Money matters

In a recent Harvard Business Review article on solving the cost crisis in healthcare, the following was written:

“Making matters worse, participants in the health care system do not even agree on what they mean by costs. When politicians and policy makers talk about cost reduction and “bending the cost curve,” they are typically referring to how much the government or insurers pay to providers—not to the costs incurred by providers to deliver health care services. Cutting payor reimbursement does reduce the bill paid by insurers and lowers providers’ revenues, but it does nothing to reduce the actual costs of delivering care. Providers share in this confusion. They often allocate their costs to procedures, departments, and services based not on the actual resources used to deliver care but on how much they are reimbursed. But reimbursement itself is based on arbitrary and inaccurate assumptions about the intensity of care.”

Wow.

Let’s take this issue of money and cost a bit further.

A write up from the New York Times summarizes the recent release of the 2011 Employer Health Benefits Annual Survey conducted by the Kaiser Family Foundation.

“…the average annual premium for family coverage through an employer reached $15,073 in 2011, an increase of 9 percent over the previous year.”

Yes, the cost of healthcare, no matter how you define it, continues to rise. Often the public must take on these additional costs as purchasers of health insurance like employers are running out of places to find the money to pay for this benefit. So despite the inability for “participants” in healthcare to agree on what cost means, the community continues to struggle.

And the scariest part – what happens if nothing changes? What happens if healthcare costs continue to rise?

Consider the following graph from the Robert Graham Center and is an example of what could happen:

Essentially this graph shows that by the year 2025 the annual household income in the US will be surpassed by the average health insurance premiums.

They conclude: “Shifting health care coverage from a commodity to a social good could reduce disparities and produce better population health. Changes in health care coverage will require more equitable and sustainable models of health care delivery and aligned advocacy to support them. The instability of health care financing and delivery provides an opportunity for family physician leaders to develop new models of efficient practice, with care that is accessible to everyone.”

So in the face of statistics like the ones mentioned above, how will we respond? Healthcare expenditures and premiums are growing at an uncontrollable rate. When cells do this we call it cancer – when healthcare does this, what do we call it?

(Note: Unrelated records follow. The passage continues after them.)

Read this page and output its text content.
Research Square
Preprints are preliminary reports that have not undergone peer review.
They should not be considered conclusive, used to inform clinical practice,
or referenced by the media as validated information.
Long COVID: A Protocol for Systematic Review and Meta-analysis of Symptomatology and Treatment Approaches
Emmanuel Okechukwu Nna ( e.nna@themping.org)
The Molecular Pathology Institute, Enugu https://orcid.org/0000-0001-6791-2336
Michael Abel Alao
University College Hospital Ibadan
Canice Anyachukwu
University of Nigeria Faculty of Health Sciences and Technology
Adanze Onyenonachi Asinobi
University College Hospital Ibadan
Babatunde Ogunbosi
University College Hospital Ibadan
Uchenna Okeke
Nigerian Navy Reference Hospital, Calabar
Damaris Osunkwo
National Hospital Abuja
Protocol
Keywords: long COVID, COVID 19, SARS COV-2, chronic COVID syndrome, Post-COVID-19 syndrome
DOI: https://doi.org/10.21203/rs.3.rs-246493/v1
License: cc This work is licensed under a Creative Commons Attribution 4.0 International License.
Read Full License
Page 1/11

Now is the time to start to demonstrate that there are indeed innovative models of healthcare that are out there that can bend the cost curve, improve quality and enhance overall healthcare. Where are they? What are they?

So no matter which way you look at healthcare, the money is a big deal.

How can we begin to change this? One thing is clear – we must.

Back to the Harvard Business Review for one recommendation:

“Accurately measuring costs and outcomes is the single most powerful lever we have today for transforming the economics of health care. As health care leaders obtain more accurate and appropriate costing numbers, they can make bold and politically difficult decisions to lower costs while sustaining or improving outcomes”

Unfortunately no matter how you cut it in healthcare, a lot of the change talk comes down to money. So what are we (you) going to do about it?